2050年温室効果ガス排出実質ゼロを達成するための提言(2021年)
動力エネルギーシステム部門
2020年度(第98期)部門長 武田 哲明
2020年10月、日本政府は「温室効果ガスの排出量を2050年までに実質ゼロにする」(以降、「2050年実質ゼロ」)方針を発表し、「省エネルギーを徹底し、再生可能エネルギーを最大限導入するとともに、安全最優先の原子力政策を進めることで、安定的なエネルギー供給を確立」すると表明した。将来にわたり持続可能な脱炭素社会を実現するためには、電力部門において再生可能エネルギーと原子力発電といったゼロ・エミッション技術を最大限活用していくことが急務であり、加えて、産業・民生・運輸といった非電力部門において省エネルギー化や電化を進め、エネルギーシステムのイノベーションを図っていく必要がある。非電力部門の電化が進めば、これまで以上に電力システムが我が国経済、国民生活に果たす役割が大きくなる。
日本機械学会動力エネルギーシステム部門は、正しくこのような将来のエネルギー社会を構築する電力システム関連技術の開発に取組む学術専門家集団である。本提言は、将来関連技術を開発し実現する当事者としての責務の下、現在、政府にて議論が進められている「第6次エネルギー基本計画」の検討に資するべく、将来関連技術の実現可能性、事業性等にかかる科学的かつ技術中立的見地に基づいた望ましい2050年頃の電源構成割合や今後取り組むべき課題について見解を示すものである。
以下に、政府への提言1:2050年の脱炭素社会に向け目指すべきエネルギーシステムについて、提言2:エネルギーシステムを支えるインフラと投資について、提言3:2050年以降にあるべき姿についてまとめた。

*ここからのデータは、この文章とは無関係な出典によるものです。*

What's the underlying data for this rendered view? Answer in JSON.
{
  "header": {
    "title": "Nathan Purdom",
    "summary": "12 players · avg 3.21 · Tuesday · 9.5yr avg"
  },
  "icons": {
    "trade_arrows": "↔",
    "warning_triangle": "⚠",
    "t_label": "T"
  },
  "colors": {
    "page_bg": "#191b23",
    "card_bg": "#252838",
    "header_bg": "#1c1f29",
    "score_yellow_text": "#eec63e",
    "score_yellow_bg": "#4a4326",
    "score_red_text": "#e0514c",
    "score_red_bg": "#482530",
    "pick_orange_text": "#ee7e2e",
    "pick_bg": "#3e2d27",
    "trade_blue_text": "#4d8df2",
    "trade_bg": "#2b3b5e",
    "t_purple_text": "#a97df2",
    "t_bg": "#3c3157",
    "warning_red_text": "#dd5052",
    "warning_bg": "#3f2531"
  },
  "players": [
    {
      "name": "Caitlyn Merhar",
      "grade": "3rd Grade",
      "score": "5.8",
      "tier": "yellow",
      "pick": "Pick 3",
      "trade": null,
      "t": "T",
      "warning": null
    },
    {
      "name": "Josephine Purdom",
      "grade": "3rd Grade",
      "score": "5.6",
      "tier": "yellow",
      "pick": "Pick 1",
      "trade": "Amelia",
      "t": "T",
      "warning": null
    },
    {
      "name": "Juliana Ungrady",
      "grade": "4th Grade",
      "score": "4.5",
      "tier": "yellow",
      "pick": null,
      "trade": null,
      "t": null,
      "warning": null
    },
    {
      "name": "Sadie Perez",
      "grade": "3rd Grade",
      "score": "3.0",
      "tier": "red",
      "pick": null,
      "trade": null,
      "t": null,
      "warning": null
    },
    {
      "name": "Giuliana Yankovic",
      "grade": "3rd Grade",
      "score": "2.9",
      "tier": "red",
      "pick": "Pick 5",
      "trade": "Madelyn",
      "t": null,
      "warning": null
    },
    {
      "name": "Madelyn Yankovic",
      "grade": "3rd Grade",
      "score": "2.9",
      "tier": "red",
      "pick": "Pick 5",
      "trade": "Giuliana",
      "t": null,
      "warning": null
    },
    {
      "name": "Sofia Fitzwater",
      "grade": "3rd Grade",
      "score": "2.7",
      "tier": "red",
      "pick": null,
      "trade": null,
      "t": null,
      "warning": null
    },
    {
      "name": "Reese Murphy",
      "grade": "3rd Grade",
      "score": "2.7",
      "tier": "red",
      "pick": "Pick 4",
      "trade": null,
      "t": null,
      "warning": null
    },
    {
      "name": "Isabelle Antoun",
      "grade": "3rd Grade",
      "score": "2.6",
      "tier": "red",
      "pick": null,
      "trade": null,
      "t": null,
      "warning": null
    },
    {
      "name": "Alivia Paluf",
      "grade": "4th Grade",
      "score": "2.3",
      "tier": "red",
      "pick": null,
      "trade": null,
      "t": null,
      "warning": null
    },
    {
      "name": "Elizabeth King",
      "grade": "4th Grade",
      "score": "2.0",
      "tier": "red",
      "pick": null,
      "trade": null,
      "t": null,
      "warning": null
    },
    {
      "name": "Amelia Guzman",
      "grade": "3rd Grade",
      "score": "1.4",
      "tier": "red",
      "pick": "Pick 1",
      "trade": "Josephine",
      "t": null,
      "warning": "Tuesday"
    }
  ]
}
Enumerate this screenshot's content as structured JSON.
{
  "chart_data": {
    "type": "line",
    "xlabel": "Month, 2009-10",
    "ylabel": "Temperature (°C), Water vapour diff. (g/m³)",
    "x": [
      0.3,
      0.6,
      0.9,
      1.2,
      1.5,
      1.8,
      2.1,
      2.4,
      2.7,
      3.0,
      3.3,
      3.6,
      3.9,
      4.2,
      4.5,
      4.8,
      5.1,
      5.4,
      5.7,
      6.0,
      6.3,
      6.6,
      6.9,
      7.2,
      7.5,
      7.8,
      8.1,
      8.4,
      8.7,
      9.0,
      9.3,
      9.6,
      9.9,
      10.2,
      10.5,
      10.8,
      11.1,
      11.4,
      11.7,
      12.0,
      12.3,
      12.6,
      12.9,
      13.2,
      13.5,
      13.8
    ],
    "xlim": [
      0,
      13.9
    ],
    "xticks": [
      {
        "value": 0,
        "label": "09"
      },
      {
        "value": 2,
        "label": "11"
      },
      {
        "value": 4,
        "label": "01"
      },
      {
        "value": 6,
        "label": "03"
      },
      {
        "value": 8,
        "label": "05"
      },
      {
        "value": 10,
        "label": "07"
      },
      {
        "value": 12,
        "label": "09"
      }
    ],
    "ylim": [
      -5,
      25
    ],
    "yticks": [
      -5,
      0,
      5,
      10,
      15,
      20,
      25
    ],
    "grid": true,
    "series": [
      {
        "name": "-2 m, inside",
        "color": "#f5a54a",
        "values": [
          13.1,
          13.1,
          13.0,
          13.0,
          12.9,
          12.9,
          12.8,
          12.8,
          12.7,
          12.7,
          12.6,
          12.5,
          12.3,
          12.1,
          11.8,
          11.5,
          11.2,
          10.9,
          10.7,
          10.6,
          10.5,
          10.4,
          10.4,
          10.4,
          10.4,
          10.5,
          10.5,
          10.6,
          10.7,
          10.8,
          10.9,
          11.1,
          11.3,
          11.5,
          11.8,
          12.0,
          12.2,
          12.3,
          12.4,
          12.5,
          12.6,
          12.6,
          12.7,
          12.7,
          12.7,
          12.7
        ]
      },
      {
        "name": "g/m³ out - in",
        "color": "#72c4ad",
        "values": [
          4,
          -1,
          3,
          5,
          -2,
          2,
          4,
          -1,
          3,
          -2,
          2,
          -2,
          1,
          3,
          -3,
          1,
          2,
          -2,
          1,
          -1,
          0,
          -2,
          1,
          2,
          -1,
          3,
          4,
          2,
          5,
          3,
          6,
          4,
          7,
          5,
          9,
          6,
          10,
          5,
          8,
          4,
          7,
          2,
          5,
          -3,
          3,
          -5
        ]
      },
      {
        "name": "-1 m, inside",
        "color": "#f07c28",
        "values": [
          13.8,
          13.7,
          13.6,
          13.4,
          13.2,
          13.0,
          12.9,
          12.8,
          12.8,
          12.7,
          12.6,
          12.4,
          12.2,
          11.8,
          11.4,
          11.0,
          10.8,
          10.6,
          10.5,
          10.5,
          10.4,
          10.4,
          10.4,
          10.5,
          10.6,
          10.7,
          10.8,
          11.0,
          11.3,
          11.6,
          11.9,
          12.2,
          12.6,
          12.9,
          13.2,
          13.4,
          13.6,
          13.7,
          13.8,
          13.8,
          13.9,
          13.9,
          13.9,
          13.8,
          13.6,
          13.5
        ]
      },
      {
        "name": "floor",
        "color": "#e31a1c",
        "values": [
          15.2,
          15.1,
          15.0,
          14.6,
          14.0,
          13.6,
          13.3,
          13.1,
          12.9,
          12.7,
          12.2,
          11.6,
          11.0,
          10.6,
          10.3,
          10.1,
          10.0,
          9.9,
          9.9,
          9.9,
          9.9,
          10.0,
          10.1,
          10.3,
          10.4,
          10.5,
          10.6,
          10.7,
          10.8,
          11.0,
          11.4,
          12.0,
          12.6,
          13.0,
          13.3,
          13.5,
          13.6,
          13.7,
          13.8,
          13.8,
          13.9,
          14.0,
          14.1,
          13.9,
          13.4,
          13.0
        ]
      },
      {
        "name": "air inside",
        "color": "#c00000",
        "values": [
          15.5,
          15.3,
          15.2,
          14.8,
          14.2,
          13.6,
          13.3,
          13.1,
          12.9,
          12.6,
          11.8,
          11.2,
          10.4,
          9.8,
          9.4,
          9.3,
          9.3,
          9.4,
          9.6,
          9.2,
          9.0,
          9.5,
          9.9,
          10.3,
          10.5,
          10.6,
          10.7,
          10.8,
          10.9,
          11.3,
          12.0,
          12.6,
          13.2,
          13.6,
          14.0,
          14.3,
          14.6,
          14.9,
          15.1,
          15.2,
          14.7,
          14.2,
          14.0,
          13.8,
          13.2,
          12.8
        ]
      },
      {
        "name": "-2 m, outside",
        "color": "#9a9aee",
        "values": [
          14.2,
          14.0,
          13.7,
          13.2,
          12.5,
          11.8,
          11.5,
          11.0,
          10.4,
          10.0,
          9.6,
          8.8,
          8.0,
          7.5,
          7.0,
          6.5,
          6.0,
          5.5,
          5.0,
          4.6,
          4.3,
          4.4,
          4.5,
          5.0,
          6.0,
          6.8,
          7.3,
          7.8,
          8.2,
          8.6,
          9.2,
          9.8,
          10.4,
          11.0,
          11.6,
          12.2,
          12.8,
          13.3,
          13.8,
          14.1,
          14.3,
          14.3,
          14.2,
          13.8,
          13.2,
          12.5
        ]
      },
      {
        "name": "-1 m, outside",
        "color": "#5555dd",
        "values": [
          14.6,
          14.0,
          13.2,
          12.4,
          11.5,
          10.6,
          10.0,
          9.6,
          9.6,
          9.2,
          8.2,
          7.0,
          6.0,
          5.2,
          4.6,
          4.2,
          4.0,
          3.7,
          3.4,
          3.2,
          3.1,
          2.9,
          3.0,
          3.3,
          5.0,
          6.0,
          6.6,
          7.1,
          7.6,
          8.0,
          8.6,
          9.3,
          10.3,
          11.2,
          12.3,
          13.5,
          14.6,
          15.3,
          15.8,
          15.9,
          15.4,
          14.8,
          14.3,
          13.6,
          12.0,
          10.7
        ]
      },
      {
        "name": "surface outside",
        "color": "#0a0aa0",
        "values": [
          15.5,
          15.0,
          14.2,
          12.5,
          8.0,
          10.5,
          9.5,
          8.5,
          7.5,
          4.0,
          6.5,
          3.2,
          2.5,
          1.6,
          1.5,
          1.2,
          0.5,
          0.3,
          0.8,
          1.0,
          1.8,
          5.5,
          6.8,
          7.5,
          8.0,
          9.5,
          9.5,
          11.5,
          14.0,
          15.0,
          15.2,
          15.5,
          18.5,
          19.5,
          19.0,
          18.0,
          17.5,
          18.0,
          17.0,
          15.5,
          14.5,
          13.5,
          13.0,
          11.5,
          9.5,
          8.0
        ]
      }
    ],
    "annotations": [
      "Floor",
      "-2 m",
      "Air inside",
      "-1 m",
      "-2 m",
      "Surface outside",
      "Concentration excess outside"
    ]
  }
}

提言1:脱炭素社会に向け、より高度なS+3Eを追求するとともに3R(Renewable, Resilient, Reliable)エネルギーシステムの確立を図るべき
持続可能な脱炭素社会は安全で経済効率的でかつ環境を害することのないエネルギーシステムによって構築され、エネルギーは安定的に供給されなければならない。発電では炭素排出源かつ海外資源に頼らざるを得ない化石エネルギーからの脱却は必然であるが、同時に、現実的な電力料金を維持しつつ安定供給を確保できる電源構成のベスト・ミックスを今後も追求すべきであり、いずれの電源においても、安全確保を前提としたその発電効率の高度化、経済性向上、環境適合性向上のための技術革新に努め、より高度なS+3E(Safety + Energy Security、Economic Efficiency、Environment)を目指していく必要がある。一方、「2050年実質ゼロ」を目指した再生可能エネルギーを主力電源とするエネルギーシステムのイノベーションには、S+3Eに加え、新たな視点として3R(Renewable, Resilient, Reliable)が必要と考える。これらは相互に関係しており、エネルギーイノベーションに柔軟に対応できるエネルギーシステムを構築する上での新たな視点として検討されるべきである。2050年における「より高度なS+3E+3R」は従来の方法に捕われない柔軟な技術の活用と、革新的・野心的な発想による技術開発の成果によって構成される電源のベストミックスによって達成され得る。広く社会の理解を得ながら各電源の開発方針や目標を定め、これを達成すべきである。そのためには、全ての発電技術の今後の開発状況や社会への実装状況、及び社会の意見を踏まえ、経済性、安全保障(エネルギー、資源、技術)の観点から定期的にその成果を検証し、合理的かつ柔軟にその方針を見直していく必要がある。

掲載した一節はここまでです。